Mais les épiciers ont défendu leurs bénéfices, affirmant que leurs marges n’avaient pas changé.
La vice-présidente de Loblaw, Catherine Thomas, a déclaré que le commerce de détail est « le visage de l’inflation, mais nous n’en sommes pas la cause ».
« L’inflation est un problème mondial, pas uniquement canadien, et le prix sur notre étagère représente de nombreux coûts et de nombreuses entreprises en amont de la chaîne d’approvisionnement », a-t-elle déclaré. « Il s’agit d’une étude de plus qui examine les prix des denrées alimentaires sans regarder même un pas plus haut dans la chaîne, y compris les principales augmentations de prix des fabricants mondiaux. »
La marge bénéficiaire de Loblaw sur la nourriture est restée stable depuis que l’inflation s’est installée, a ajouté Thomas.
Charlebois a suggéré que la meilleure façon pour Loblaw de défendre sa position serait de publier les données complètes.
« D’un côté, vous avez des gens qui essaient de trouver un bouc émissaire et pointent du doigt les épiciers », a-t-il déclaré. « De l’autre côté, vous avez des épiciers qui se défendent mais sans vraiment beaucoup de transparence. »
La vice-présidente aux affaires publiques et aux communications de Metro, Marie-Claude Bacon, a déclaré que les marges bénéficiaires brutes de l’épicier montréalais étaient stables depuis de nombreuses années.
« Malgré les affirmations trompeuses de certains, nous travaillons dur tous les jours pour apporter de la valeur à nos clients et les aider dans le contexte actuel d’inflation mondiale », a-t-elle déclaré.

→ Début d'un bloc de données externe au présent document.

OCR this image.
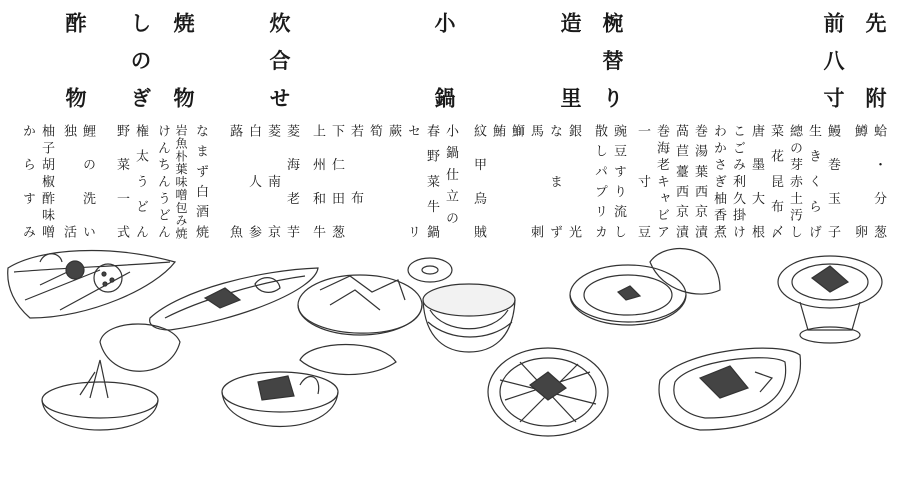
先附
前八寸
椀替り
造里
小鍋
炊合せ
焼物
しのぎ
酢物
蛤・分葱
鱒　卵
鰻巻玉子
生きくらげ
總の芽赤土汚し
菜花昆布〆
唐墨大根
こごみ利久掛け
わかさぎ柚香煮
巻湯葉西京漬
萵苣薹西京漬
巻海老キャビア
一寸豆
豌豆すり流し
散しパプリカ
銀光
なまず
馬刺
鰤
鮪
紋甲烏賊
小鍋仕立の
春野菜牛鍋
セリ
蕨
筍
若布
下仁田葱
上州和牛
菱海老芋
菱南京
白人参
蕗　魚
なまず白酒焼
岩魚朴葉味噌包み焼
けんちんうどん
権太うどん
野菜一式
鯉の洗い
独活
柚子胡椒酢味噌
からすみ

Sobeys n’a pas immédiatement répondu à une demande de commentaire.
La porte-parole nationale du Conseil canadien du commerce de détail, Michelle Wasylyshen, a déclaré que même si les revenus globaux des épiciers ont augmenté pendant la pandémie, car davantage de personnes mangeaient à la maison, les marges bénéficiaires ont été relativement constantes.
« L’industrie de l’épicerie est une entreprise à marge relativement faible », a-t-elle déclaré. « En règle générale, les bénéfices des épiceries correspondent à trois ou quatre pour cent des revenus. »
Le moteur écrasant des augmentations de prix dans les rayons des magasins est les augmentations de prix sans précédent auxquelles les épiciers eux-mêmes sont confrontés de la part de leurs fournisseurs tels que les fabricants de produits alimentaires, les transformateurs et les grossistes, a déclaré Wasylyshen.
Le Canada a également une inflation alimentaire plus faible que de nombreux autres pays, avec des augmentations des prix alimentaires atteignant 13% aux États-Unis et 14,5% au Royaume-Uni, a-t-elle déclaré.
Ce rapport de La Presse canadienne a été publié pour la première fois le 3 novembre 2022.